Envío 11 (raíz, Las Cercas, La Condesa…)

© Ilustración de Julia D. Velázquez.
© Ilustración de Julia D. Velázquez.

Por ILDEFONSO RODRÍGUEZ

Quien frecuenta esa ciudad, tarde o temprano descubre una raíz que crece en cualquier rincón, bajo la luz porosa que inunda los portales, germina viciosamente y da tallos aéreos, se agarra a las piedras, crece como la memoria.
Al igual que quienes durante toda su vida se alimentan con hierbas y otras sustancias frágiles, o se aficionan a aspirar ciertos humos, el asiduo de esas calles prueba más de una vez el sabor amargo de sus frutos, su gusto a lejanía; la raíz, duradera, sublunar, no devasta los cuerpos, pero tampoco es benéfica, pues acaba causando un humor solitario, un desprecio por la mañana, una costumbre de dar mudas negativas.

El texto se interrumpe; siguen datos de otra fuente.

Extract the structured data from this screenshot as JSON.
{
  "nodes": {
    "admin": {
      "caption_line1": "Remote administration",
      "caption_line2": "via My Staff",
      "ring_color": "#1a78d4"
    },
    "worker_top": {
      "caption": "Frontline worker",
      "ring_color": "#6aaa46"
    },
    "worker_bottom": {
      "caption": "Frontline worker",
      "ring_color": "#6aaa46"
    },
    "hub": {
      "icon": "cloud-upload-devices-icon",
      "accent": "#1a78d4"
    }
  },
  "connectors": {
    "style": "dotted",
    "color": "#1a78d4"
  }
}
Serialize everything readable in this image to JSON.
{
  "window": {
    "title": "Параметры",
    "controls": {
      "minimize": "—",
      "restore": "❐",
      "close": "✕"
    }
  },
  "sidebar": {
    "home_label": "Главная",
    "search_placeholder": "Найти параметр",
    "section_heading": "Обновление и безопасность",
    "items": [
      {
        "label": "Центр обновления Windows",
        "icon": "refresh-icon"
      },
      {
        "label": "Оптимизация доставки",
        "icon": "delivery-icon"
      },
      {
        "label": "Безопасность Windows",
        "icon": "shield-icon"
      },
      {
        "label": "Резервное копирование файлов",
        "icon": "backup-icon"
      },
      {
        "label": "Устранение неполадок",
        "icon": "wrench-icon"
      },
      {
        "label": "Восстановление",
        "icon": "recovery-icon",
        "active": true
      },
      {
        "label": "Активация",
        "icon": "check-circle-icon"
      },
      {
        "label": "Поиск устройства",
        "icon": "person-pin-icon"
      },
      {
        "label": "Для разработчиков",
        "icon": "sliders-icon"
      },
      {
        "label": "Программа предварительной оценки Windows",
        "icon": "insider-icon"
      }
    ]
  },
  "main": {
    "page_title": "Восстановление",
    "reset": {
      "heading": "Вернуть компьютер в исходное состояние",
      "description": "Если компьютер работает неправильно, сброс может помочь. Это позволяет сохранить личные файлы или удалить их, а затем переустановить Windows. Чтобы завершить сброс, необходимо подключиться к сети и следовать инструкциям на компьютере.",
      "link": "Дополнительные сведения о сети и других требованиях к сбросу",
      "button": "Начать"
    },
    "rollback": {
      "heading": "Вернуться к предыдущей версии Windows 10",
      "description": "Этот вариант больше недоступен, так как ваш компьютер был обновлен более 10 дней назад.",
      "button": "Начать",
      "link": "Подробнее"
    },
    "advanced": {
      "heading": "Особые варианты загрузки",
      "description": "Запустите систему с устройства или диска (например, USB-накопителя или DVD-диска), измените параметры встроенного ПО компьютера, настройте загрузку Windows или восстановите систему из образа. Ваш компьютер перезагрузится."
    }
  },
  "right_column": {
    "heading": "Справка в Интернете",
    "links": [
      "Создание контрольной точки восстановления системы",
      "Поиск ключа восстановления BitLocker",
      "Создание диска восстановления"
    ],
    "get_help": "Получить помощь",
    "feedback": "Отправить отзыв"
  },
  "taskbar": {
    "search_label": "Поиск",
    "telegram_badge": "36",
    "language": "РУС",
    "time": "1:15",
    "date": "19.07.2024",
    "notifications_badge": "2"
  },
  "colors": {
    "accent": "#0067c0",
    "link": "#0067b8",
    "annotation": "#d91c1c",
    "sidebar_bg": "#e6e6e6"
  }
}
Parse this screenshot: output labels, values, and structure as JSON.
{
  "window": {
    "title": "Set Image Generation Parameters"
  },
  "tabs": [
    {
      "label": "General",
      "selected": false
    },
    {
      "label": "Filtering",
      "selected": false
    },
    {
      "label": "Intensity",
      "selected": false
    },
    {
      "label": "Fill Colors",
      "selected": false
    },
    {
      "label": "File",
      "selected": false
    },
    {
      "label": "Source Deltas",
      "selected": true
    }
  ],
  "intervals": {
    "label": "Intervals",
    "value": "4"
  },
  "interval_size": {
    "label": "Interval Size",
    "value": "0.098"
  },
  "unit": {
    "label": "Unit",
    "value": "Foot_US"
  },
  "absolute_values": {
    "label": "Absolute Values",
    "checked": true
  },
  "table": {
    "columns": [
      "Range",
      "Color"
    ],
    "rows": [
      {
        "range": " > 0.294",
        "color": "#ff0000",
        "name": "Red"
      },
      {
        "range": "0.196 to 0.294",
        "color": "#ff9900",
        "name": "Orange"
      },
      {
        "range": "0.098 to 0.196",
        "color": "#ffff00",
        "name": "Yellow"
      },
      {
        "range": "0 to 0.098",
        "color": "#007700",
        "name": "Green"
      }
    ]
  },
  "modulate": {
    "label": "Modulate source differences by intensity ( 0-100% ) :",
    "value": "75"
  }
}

Al pasar por la calle arcaica de Las Cercas (recuerdas: allí fue el primer beso: sabor y choque de dientes contra dientes, beso inhábil) creí oír que de una ventanita tapiada, tan antigua ya como otra ventanita en las ruinas de Ur, salía la calle y hasta mi oído un ruido de loza, cacharros en la cocina, la mujer trajinando, el fregadero, creí oler el guiso en la chapa (el puchero, garbanzos, la berza…). Consuelo inmediato con el espejismo del oído.

Oigo la flauta del afilador, salgo para darle las tijeras de la costura, necesitan un repaso. No viene esta vez con su bici moto preparada, la rueda, el mecanismo ajustado a los pedales, al motor. Viene en furgoneta, y es, no consigue disimularlo por completo, aunque se esmera en ello, un hombre venido de lejos, norteafricano, marroquí, supongo. Tiene la piel clara, ojos castaños, rizos casi rubios. Le entrego las tijeras, vuelvo al rato con el dinero y mi silbato de afilador, regalo de mi amigo Bernardo, el músico pensador gallego, el auténtico asubío con cabeza de caballo. Iniciamos la conversación. Le pregunto, indiscreto, ¿de dónde es usted? Español, como usted, me responde con cierta brusquedad, está harto de la pregunta. Le comento que antes, todos los afiladores solían llegar en bici o en moto, que eran mayormente gallegos… Entonces él, con un énfasis que revela al extranjero, es el gesto del vendedor árabe, me pone ante la matrícula de su furgoneta, me pregunta: ¿Qué pone ahí? C, de Coruña. A continuación abre las puertas y me enseña la moto preparada que lleva en el interior.
Es el momento de enseñar mi silbato. Al verlo, se le dispara el instinto de mercader que vivió, su padre, su abuelo, en un zoco, se lanza al elogio desmesurado, como si no pudiera creer lo que ve, me ofrece lo que le pida por mi chiflo.
Quedamos como o amigos, hasta la próxima navaja, tijeras, cuchillo. Una mañana en este mundo que se abrió a la lejanía, lo lejano se acercó en una intimidad benéfica, ancho y ajeno mundo.
A toda la escena ha asistido un niño de unos diez años, ojos grandes, silenciosos. Lejos y cerca de casa.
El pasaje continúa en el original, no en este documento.